Six-year-old Viviana’s family understands firsthand the impact Neighborhood House can have on individuals within a family and on a family as a whole. Viviana graduated from the Skills for School program at the Wellstone Center in 2019. Her mother Sylvia attended daycare at Neighborhood House when she was a child, long before the Wellstone Center was built. And Viviana’s father Ricardo attended Adult Education classes for GED readiness and later college readiness. “Neighborhood House helped Ricardo move forward in life and has does the same for Viviana,” Sylvia says.
After three years in the Skills for School program, Viviana is now in Kindergarten, where she is thriving. “I can’t tell you how happy I was after the first week [of Kindergarten] when her teacher told me, ‘Viviana knows how to do school—and she’s very good at it,’” Sylvia says. “How did that happen? There’s no doubt that it was her early childhood education at Neighborhood House. Her time there helped her learn and expand her love of books but just as much, the social skills and maturity she shows comes from her time in the [Children’s] Discovery Room.”
The Children’s Discovery Room is the Skills for School classroom where educators help our youngest participants develop the skills they will need to enter kindergarten. Teachers focus on helping children with social emotional regulation, positive peer interactions, curiosity in problem solving, symbolic thinking, and academic skills. “By the time Viviana graduated, she was the oldest student in class and she was very much a leader,” says Amanda Williams, Parent and Early Childhood Education Program Manager. “She was confident in herself and her abilities, highly developed in language and verbal skills, and eager to lend a helping hand to other children in the classroom.”
One of Viviana’s favorite activities was CrEATive Cooking with Kids, a collaboration between the Wellstone Food Market and Skills for School staff.
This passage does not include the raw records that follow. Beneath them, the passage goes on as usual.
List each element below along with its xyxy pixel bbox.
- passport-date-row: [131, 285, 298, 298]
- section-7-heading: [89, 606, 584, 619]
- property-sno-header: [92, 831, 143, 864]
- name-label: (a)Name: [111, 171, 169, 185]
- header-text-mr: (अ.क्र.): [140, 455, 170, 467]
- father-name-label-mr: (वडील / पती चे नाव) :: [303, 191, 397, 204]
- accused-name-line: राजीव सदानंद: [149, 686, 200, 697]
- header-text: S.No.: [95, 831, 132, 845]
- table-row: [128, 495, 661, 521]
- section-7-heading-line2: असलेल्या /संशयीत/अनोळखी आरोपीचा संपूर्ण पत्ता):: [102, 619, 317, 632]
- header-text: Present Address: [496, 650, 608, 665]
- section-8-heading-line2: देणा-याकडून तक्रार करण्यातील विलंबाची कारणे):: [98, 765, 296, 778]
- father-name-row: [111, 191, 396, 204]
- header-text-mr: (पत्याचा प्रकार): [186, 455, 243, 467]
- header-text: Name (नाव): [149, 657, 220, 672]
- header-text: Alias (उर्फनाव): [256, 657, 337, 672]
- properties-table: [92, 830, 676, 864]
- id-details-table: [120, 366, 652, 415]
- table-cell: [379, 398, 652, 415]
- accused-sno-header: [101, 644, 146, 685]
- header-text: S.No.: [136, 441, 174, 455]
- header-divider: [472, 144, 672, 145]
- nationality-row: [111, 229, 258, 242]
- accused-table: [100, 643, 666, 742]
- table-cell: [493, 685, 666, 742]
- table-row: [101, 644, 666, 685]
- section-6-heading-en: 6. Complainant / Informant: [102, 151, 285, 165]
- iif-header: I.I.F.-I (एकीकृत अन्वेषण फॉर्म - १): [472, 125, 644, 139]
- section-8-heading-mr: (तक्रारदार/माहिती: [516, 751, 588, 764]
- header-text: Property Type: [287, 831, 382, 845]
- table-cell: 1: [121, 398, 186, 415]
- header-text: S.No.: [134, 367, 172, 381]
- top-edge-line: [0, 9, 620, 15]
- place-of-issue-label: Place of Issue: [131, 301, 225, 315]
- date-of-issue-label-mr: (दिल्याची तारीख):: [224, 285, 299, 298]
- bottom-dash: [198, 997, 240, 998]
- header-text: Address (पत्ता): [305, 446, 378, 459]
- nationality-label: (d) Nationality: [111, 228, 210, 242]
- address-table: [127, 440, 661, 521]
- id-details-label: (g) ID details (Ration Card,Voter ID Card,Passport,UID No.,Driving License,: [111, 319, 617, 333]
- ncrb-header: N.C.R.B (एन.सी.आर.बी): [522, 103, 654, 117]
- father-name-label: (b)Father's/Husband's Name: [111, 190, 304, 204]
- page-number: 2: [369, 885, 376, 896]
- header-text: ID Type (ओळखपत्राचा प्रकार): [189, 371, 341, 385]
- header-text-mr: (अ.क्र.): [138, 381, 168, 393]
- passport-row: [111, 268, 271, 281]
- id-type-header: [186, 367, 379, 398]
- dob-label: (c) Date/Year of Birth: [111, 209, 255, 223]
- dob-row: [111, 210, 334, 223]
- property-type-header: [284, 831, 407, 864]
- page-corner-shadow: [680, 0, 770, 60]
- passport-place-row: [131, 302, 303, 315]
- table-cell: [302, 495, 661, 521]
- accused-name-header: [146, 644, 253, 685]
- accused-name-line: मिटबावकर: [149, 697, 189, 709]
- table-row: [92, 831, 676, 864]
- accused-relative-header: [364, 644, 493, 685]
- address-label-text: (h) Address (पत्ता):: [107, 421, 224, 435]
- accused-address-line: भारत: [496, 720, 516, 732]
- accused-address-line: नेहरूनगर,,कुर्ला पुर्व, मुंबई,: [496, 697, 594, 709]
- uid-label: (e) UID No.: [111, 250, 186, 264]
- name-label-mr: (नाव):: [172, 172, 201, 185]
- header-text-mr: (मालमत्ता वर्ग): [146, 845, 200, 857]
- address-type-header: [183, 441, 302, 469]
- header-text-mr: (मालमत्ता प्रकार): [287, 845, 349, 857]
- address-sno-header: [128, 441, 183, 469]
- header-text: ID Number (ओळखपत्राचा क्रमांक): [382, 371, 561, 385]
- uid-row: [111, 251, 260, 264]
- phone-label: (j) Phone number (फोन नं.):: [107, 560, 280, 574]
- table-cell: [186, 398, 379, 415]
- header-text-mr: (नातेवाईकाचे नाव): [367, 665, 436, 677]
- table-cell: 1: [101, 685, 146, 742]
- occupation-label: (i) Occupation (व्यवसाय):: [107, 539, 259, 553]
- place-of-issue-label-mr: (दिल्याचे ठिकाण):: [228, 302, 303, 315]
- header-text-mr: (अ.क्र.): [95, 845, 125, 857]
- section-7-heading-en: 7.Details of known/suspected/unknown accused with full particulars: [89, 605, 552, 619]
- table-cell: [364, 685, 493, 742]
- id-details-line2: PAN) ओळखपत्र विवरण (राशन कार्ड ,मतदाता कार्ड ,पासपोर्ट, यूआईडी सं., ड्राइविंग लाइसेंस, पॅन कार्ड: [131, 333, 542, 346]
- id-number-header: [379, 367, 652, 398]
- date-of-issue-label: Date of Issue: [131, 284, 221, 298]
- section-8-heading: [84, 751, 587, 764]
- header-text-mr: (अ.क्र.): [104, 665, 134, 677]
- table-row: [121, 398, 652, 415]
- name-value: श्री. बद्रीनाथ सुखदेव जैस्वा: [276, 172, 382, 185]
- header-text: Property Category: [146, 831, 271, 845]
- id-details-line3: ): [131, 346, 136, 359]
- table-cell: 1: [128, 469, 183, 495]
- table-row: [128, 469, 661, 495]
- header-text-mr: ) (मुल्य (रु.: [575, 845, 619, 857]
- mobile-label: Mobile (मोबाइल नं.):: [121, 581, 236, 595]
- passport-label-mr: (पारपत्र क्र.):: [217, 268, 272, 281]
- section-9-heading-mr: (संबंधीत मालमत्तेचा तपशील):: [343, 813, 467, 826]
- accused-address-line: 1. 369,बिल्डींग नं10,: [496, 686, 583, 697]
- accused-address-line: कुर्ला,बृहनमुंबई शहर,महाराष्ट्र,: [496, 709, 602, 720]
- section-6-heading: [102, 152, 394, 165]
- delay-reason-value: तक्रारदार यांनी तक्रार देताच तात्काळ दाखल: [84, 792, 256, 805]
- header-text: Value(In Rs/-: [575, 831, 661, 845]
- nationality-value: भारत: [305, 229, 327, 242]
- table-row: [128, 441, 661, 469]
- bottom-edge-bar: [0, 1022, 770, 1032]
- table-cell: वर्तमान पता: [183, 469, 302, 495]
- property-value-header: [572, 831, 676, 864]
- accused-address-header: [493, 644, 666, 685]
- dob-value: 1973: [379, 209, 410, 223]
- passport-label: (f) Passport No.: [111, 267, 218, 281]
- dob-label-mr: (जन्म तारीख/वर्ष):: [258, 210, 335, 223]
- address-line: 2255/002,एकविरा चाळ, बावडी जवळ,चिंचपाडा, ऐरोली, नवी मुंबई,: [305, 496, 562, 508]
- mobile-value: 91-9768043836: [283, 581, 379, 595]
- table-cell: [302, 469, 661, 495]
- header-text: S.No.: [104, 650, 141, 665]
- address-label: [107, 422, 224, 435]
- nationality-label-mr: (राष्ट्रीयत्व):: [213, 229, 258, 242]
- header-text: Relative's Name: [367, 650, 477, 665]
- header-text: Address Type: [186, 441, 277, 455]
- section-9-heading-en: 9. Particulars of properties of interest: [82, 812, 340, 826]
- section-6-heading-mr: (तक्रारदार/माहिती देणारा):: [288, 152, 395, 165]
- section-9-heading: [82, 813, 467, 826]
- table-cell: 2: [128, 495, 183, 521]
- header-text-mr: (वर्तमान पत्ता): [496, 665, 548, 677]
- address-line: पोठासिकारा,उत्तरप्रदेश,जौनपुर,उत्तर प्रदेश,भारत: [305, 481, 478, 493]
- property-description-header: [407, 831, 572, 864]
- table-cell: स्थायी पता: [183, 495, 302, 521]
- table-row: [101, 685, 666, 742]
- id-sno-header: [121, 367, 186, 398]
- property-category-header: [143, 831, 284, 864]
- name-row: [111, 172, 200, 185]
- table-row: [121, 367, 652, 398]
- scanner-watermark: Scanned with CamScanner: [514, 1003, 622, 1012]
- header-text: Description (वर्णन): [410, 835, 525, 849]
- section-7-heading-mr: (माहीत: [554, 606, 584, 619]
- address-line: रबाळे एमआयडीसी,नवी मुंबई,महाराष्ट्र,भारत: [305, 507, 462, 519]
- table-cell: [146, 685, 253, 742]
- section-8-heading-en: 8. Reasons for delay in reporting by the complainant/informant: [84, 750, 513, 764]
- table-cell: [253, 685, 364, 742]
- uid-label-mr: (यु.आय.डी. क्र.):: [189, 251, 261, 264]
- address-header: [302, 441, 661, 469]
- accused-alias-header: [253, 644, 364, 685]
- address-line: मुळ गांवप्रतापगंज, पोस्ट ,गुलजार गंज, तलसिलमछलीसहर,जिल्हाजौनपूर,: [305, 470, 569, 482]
Once a month two staff members from the Food Market join the Wellstone preschool class to help students prepare a simple recipe, such as for smoothies or mini pizzas, and educate the children about where that food comes from. “The idea for the activity came last year when we were teaching a unit on food and nutrition and we discovered that many of the students didn’t know where their food came from,” Amanda says. “Some didn’t know that eggs came from chickens or that peaches grew on trees.”
Not only does the activity help students learn more about food, it gives them the opportunity to work in groups to help prepare the food, and gives them an outlet to ask questions. “It gives children who maybe struggling with food scarcity at home an outlet to try new foods at school and talk about foods in a way where there’s plenty of access to them and we all get to try them,” Amanda says.
And Viviana especially loved it. She approached her favorite activity with the same enthusiasm she did for preschool in general. “She was always up for trying any activity we offered,” Amanda says.
Viviana’s parents are proud of Viviana and grateful to Neighborhood House for the part it played in Viviana’s development. “I think Viviana is very much like a teacher in some ways,” Sylvia says. “If there is a conflict, she recognizes it and takes the initiative to explain that we can all be kind and nice to each other and still get the things we want. She’s very well-behaved and very mature with her emotions—and that came from her time at Neighborhood House.”